His teaching style in his English classes blends cognitive science with compassion: he focuses on how the brain processes reading and writing and uses strategy-based instruction to make difficult tasks more manageable. He is also a “fierce believer in second-chance learning—if there’s a concept a student didn’t understand or they didn’t do well on an assessment, I’m open to them trying it again,” and insists that students grow at their own pace rather than on a rigid timeline. 

Outside of school, he is deeply rooted in music—particularly Irish traditional music and jazz. He accompanies vocalists, has a SoundCloud that’s all Irish music, and is happiest sitting in a pub somewhere in Ireland, playing tunes late into the night. If he weren’t a teacher, he’d be a full-time musician, which fits seamlessly with the unofficial pattern among the W’s: they all have at least one unexpected creative talent.

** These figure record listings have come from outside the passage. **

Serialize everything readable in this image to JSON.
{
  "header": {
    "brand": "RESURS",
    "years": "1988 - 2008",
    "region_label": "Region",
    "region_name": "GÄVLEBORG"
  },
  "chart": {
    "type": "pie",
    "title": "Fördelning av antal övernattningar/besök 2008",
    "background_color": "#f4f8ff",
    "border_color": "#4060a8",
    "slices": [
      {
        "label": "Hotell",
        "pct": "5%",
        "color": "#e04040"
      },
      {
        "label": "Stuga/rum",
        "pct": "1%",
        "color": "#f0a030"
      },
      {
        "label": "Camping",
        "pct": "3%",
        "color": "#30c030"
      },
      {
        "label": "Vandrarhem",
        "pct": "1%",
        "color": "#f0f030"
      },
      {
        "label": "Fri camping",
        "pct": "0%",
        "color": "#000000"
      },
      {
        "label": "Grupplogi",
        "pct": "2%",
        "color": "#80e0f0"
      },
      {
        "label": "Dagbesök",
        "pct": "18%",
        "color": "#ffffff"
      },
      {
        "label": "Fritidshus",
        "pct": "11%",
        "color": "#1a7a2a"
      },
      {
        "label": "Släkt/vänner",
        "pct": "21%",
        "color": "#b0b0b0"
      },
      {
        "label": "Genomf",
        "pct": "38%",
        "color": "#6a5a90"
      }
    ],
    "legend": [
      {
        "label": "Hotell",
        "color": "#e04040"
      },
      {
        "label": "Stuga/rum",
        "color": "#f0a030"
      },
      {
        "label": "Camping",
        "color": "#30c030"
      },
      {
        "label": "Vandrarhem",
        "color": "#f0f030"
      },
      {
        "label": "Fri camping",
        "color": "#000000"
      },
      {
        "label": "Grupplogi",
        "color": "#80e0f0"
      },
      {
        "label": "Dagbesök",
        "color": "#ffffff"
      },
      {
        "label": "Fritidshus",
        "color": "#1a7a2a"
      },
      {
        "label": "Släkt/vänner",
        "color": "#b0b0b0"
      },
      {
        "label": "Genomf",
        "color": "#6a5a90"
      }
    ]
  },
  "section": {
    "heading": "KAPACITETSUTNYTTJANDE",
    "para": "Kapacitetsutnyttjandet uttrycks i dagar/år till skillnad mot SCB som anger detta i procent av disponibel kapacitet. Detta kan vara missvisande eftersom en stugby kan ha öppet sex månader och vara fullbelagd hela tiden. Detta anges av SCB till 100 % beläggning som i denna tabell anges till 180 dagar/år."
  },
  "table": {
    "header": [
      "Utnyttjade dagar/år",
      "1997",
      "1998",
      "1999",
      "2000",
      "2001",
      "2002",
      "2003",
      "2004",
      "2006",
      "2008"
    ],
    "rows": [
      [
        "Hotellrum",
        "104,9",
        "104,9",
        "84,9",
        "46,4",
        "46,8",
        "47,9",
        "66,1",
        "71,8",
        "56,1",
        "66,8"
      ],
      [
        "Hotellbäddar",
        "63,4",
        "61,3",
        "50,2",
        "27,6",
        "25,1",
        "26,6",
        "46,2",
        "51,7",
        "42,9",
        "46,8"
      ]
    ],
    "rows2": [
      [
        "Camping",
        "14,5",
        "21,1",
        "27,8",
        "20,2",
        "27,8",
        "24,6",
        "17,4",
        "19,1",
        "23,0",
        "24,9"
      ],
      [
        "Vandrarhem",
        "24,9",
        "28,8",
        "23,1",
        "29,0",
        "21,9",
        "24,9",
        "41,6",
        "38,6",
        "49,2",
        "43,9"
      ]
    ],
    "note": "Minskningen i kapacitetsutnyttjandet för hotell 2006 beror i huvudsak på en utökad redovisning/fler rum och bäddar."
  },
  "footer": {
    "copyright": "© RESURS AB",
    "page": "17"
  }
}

Put all four together, and you get a faculty group that somehow makes perfect sense despite having little in common on paper. They each bring different backgrounds, passions, and personalities, but share a quiet thread: a belief in curiosity, kindness, resilience, and the idea that every student can grow. Whether through music, years in yeshiva, road trips, gymnastics, or robot ethics, each W teacher adds something new to the school. If nothing else, Berman can now claim the most eclectic, entertaining, and musically gifted collection of W’s in any Upper School hallway.